The Oakwood Academy ‘Good’ in all areas say Ofsted
Staff and students at The Oakwood Academy have had an extra special start to term with the announcement that Ofsted have rated their school ‘Good’ in all areas following a full inspection before the summer holidays.
The team spent two days at the Nottingham school, which is sponsored by Redhill Academy Trust, where they observed ‘high expectations’ and said that ‘pupils are happy and safe at this inclusive school’.
Andrew Burns, Chief Executive of the Redhill Academy Trust, commented: “We would like to congratulate The Oakwood Academy for achieving Good in their recent Ofsted inspection. We are delighted that they have been recognised for the significant improvements they have made since joining the Redhill Academy Trust. This has been the culmination of a lot of hard work from all involved and is great news for the local community.”
Inspectors visited lessons, looked at students’ work and spoke to a wide range of stakeholders including students, parents, teachers, leaders and governors on 11th and 12th July this year.
All pupils understand what it means to be an ‘Oakwood student’. They know that they must be kind, on time and organised. They must work hard and make the most of opportunities, so that they achieve highly.
Returning their Section 5 report, they said: “All pupils understand what it means to be an ‘Oakwood student’. They know that they must be kind, on time and organised. They must work hard and make the most of opportunities, so that they achieve highly.”
The inspection team noted that ‘pupils behave well’ and that they valued the school’s focus on equality and treating everyone with respect. Inspectors said: “They feel cared for by adults who know them well and notice when they are not themselves.”
The report further praised the dynamic between staff, students, and the school, noting that students “appreciate how teachers encourage them to be independent and resilient learners,” with most taking pride in their work and trying hard in lessons. It continued: “Staff are proud to be part of the team at this school. They highly value the opportunities that the school and trust provide for them to develop their teaching and leadership expertise.”

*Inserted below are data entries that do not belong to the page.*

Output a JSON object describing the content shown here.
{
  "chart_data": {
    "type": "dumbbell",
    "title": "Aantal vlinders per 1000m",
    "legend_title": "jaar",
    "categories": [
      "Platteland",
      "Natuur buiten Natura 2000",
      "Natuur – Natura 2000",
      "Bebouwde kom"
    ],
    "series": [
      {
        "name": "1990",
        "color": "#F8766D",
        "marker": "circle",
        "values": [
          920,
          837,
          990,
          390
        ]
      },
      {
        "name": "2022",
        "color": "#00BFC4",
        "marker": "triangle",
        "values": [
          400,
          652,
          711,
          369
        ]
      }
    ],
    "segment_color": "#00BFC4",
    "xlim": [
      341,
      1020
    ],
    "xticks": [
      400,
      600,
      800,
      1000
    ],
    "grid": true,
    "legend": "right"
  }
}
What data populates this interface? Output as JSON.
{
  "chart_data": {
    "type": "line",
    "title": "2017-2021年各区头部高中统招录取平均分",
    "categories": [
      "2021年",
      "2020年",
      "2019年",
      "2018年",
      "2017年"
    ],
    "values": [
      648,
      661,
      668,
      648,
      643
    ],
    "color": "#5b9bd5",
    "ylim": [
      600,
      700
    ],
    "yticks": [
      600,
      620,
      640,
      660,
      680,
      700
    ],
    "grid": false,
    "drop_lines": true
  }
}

On the curriculum, Ofsted recognised the hard work undertaken by leaders who have reviewed and improved the curriculum ‘with considerable support from the trust’. “Leaders have worked with clear moral purpose to bring about significant improvement at this school,” the report says. “They have set a clear vision. They aim to give pupils ‘the curriculum they deserve’, so that they are ready to confidently take their next steps in education and in life.”
Headteacher Andy Gilbert said: “I am delighted that the hard work of our staff, students, families and wider community has been recognised in this report. It is a tremendous boost for The Oakwood Academy and its community. We should all be proud of the collective effort and effective teamwork that has led to these judgements of our school and we continue to strive for further improvement in the future”
Attracting specific praise was the school’s strong focus on reading, both within and outside the curriculum, which sees pupils in Key Stage 3 read every day. Inspectors said: “Reading has a high profile in this school,” adding: “The school makes sure that pupils understand how important reading is for learning and for life.”
Leaders have worked with clear moral purpose to bring about significant improvement at this school. They have set a clear vision. They aim to give pupils ‘the curriculum they deserve’, so that they are ready to confidently take their next steps in education and in life.
Opportunities for pupils to develop personally were also acknowledged. “Pupils benefit from well-planned provision for their personal development,” the report reads; “The school provides a rich variety of clubs and experiences that enhance learning and support pupils’ wider development.”
It adds: “Pupils celebrate and learn about diversity in lessons, assemblies and events like Pride and Black History Month. They said everyone can be themselves.”
Listed below are further comments made by inspectors following the recent Ofsted inspection:
- Staff guide pupils to make sure they make ambitious choices for their next steps in education, training or employment.
- Staff teach pupils exactly what [the school’s] expectations mean. The vast majority of pupils do their best to meet these expectations. The school celebrates when they do.
- [Leaders] have set clear expectations about what pupils should learn. This means teachers know what to teach and when to teach it. Pupils’ learning builds step by step.
- The school makes sure that teachers receive clear advice about how to meet the needs of pupils with special educational needs and/or disabilities (SEND).
- Teachers adapt their teaching, so that all pupils get the support they need to successfully access the curriculum. Teaching assistants support pupils to work independently in lessons.
- The school’s personal development periods, assemblies and tutor-time activities all help pupils to prepare well for life in modern Britain.
- Leaders make sure that all pupils, including those with SEND, learn the important knowledge about relationships and sex education and health education.
- Those responsible for governance provide effective oversight of the school’s work to continue to improve provision for the pupils of Oakwood.
- There is a strong culture of safeguarding at this school. Leaders are knowledgeable and committed. They work closely with local safeguarding partners and parents to protect pupils from harm. They respond very promptly to any concerns about a pupil’s welfare. They are tenacious in getting pupils the help they need. They ensure that staff receive effective safeguarding training. As a result, staff are vigilant and take their duties seriously.
- The school teaches pupils to keep themselves and others safe, including when online. Pupils learn about the effects of drugs and alcohol. They learn the importance of consent in relationships and the impact of bullying.